Toward a standard and unambiguous format for sharing Year-Month data

  • I am working in a new job where we are recieving data from a lot of different groups
  • we aim to review these datasets and then publish them for a wide audience of potential users
  • therefore usability and interoperability is a key concern
  • we recieved some data with Month and Year as Apr.12
  • I know this is easy to convert to a date/time class with in R but wondered what a better format would be to recommend for our datasets to use to maximise utility downstream (especially for non R users)
  • Apr.12 is assumed to be text in excel so need something else
  • Apr-12 is assumed to be the twelfth of April this year (ie 12/4/2014)

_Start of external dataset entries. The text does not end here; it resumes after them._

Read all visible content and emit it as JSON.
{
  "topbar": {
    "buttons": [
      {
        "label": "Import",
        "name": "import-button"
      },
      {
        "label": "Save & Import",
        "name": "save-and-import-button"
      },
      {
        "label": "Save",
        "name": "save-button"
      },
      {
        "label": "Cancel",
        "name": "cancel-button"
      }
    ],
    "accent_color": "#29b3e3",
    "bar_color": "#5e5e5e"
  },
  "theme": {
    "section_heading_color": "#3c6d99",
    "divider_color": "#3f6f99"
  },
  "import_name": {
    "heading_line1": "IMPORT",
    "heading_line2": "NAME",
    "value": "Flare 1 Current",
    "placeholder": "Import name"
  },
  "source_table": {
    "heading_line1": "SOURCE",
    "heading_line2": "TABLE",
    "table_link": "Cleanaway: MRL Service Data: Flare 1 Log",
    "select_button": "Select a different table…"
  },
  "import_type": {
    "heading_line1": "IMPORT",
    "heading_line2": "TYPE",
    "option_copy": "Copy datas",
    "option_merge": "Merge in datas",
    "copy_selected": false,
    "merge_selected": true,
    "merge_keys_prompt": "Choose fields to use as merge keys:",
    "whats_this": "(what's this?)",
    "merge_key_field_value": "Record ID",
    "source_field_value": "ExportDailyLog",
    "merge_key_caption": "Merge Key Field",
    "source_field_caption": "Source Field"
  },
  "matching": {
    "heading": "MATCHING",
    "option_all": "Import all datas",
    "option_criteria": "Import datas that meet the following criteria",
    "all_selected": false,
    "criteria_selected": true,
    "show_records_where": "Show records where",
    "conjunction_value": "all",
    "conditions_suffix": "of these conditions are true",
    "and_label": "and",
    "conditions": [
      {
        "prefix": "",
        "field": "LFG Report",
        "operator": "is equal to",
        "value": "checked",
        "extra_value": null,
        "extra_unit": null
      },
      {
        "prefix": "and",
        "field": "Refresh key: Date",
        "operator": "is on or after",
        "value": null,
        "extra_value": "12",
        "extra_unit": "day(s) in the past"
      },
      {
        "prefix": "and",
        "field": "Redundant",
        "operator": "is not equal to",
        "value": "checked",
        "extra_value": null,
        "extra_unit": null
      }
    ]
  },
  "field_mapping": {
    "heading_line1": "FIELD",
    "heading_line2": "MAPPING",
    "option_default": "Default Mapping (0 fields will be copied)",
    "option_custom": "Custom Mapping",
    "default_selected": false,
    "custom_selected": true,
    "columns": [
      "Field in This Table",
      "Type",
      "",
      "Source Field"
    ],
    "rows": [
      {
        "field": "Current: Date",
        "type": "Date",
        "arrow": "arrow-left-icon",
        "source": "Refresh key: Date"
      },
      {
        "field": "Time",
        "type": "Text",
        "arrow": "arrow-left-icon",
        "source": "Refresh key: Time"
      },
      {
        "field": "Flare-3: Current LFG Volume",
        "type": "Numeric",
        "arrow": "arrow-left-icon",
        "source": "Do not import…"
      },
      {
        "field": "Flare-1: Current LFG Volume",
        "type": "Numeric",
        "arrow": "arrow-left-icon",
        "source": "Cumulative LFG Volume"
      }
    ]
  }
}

In R the solution might be to use the zoo package

as.yearmon("Apr.12", "%b.%y")
# [1] "Apr 2012"

# other options abound
as.yearmon("apr12", "%b%y")

# the default is YYYY-MM or similar

  • So I went looking at how Excel and Access deal with this
  • found that the best appeard to be MMM-YYYY in terms of how these software assume the data should look

R Code:

as.yearmon("Apr-2012", "%b-%Y")

# but will need to specify format because otherwise fails
# NA


  • I recommend the MMM-YYYY option
  • it is pretty good that in Excel it is assumed 1/04/2012
  • and if MS access is set to date/time and format = mmm-yyyy is ok for data entry (but not importing)
  • to import this use a shorttext type, then post-import, change to date/time with mmm-yyyy (the . failed)